A bruise whose shape reproduces the outline of the causative object, providing direct evidence about the weapon used.

Perimortem injury

An injury inflicted at or around the time of death, showing transitional vital reaction features between clearly ante-mortem and clearly post-mortem; requires careful histological interpretation.

PMN infiltration

Polymorphonuclear neutrophil infiltration at a wound margin, the earliest histological vital reaction marker, appearing within 30 minutes of an ante-mortem injury.

Post-mortem injury

An injury inflicted after death, characterised by absence of vital reaction — no active bleeding, no inflammatory cellular infiltrate, pale bloodless wound floor.

Primary cause of death (wound)

Death occurring as a direct immediate consequence of the wound — including haemorrhage, injury to a vital organ, air embolism, or traumatic shock.

Primary intention healing

Wound healing by direct approximation of clean wound edges, with minimal scar formation; typical of sutured surgical wounds or narrow incised wounds.

Remodelling phase

The final phase of wound healing (3 weeks to 2 years) during which type III collagen is replaced by type I collagen, tensile strength increases, and scar matures from red and raised to pale and flat.

Rule of Nines

A rapid method for estimating the percentage of body surface area (BSA) affected by burns: each arm 9%, head 9%, anterior trunk 18%, posterior trunk 18%, each leg 18%, perineum 1%; total = 100%.

Secondary cause of death (wound)

Death resulting from a complication arising after the initial wound — including septicaemia, tetanus, gas gangrene, pulmonary embolism, or renal failure — where the original wound is still the legally attributable cause.

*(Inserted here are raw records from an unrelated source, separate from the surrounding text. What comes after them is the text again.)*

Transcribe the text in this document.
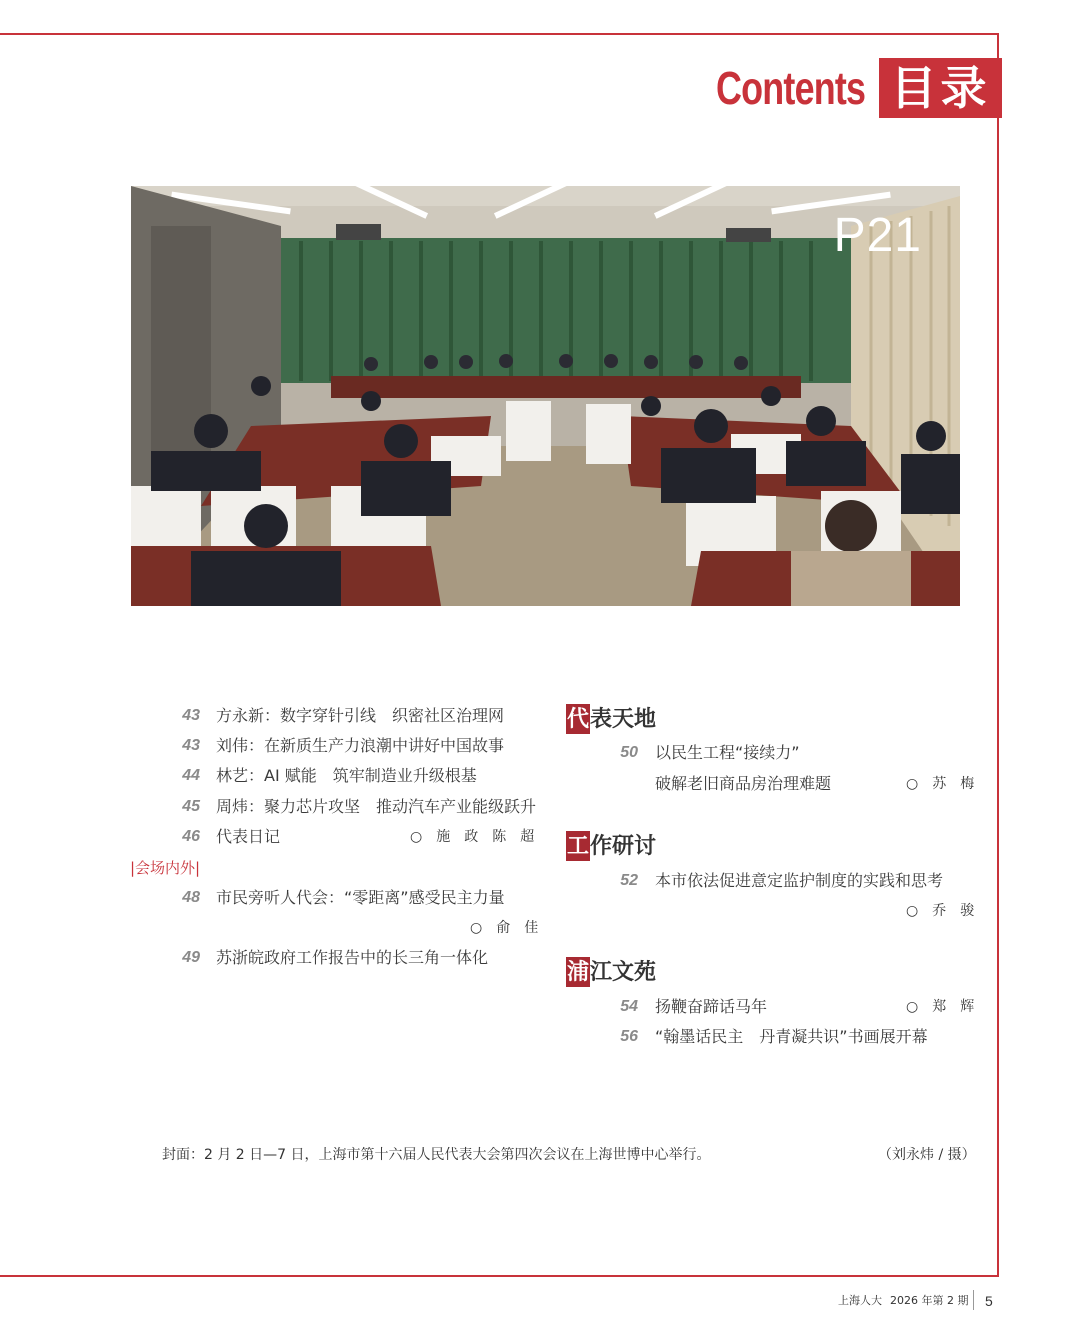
Contents 目录
P21
43 方永新：数字穿针引线　织密社区治理网
43 刘伟：在新质生产力浪潮中讲好中国故事
44 林艺：AI 赋能　筑牢制造业升级根基
45 周炜：聚力芯片攻坚　推动汽车产业能级跃升
46 代表日记	○施政陈超
|会场内外|
48 市民旁听人代会：“零距离”感受民主力量
○俞佳
49 苏浙皖政府工作报告中的长三角一体化
代表天地
50 以民生工程“接续力”
破解老旧商品房治理难题	○苏梅
工作研讨
52 本市依法促进意定监护制度的实践和思考
○乔骏
浦江文苑
54 扬鞭奋蹄话马年	○郑辉
56 “翰墨话民主　丹青凝共识”书画展开幕
封面：2 月 2 日—7 日，上海市第十六届人民代表大会第四次会议在上海世博中心举行。	（刘永炜 / 摄）
上海人大 2026 年第 2 期 5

Secondary intention healing

Wound healing by granulation tissue formation from the base and edges of an open wound where edges cannot be approximated; slower, producing a larger scar.

Soft callus

The fibrocartilaginous tissue that bridges a fracture gap in the early repair phase (approximately 2–6 weeks), detectable radiologically as periosteal new bone formation.

SSSMD

Mnemonic for the five required elements of medico-legal wound description: Site, Size, Shape, Surroundings, and Margins/depth.

Stab wound

A sharp force injury produced by a sharp-pointed weapon where depth exceeds length; the entry wound reflects the weapon's cross-sectional geometry.

Suicidal injury

An injury self-inflicted with intent to cause death or serious harm, characterised by accessible site, hesitation marks, single committed wound, and absence of defence wounds.

Tattooing (stippling)

Punctate abrasions caused by unburnt gunpowder particles embedding in the skin at intermediate firing range (30–90 cm), a secondary firearm wound feature that helps estimate the range of firing.

Tetanus

A secondary cause of wound death caused by Clostridium tetani toxin (tetanospasmin) in contaminated wounds; clinically characterised by trismus, opisthotonus, and autonomic instability.

Tissue bridge

Strands of connective tissue, nerve fibres, and small blood vessels that span a wound gap in lacerations, indicating the tissue was torn rather than cut cleanly; absent in incised wounds.

Vital reaction

The biological response of living tissue to injury — inflammatory cells, haemorrhage — used to distinguish ante-mortem from post-mortem wounds.

Weapon report

A formal medico-legal document prepared by a forensic physician systematically describing a submitted weapon exhibit and giving an opinion on its capacity to produce the injuries documented in the case MLC or post-mortem report.

Wound contraction

The reduction in wound surface area driven by myofibroblasts during secondary intention healing; clinically important as excessive contraction leads to scar contracture.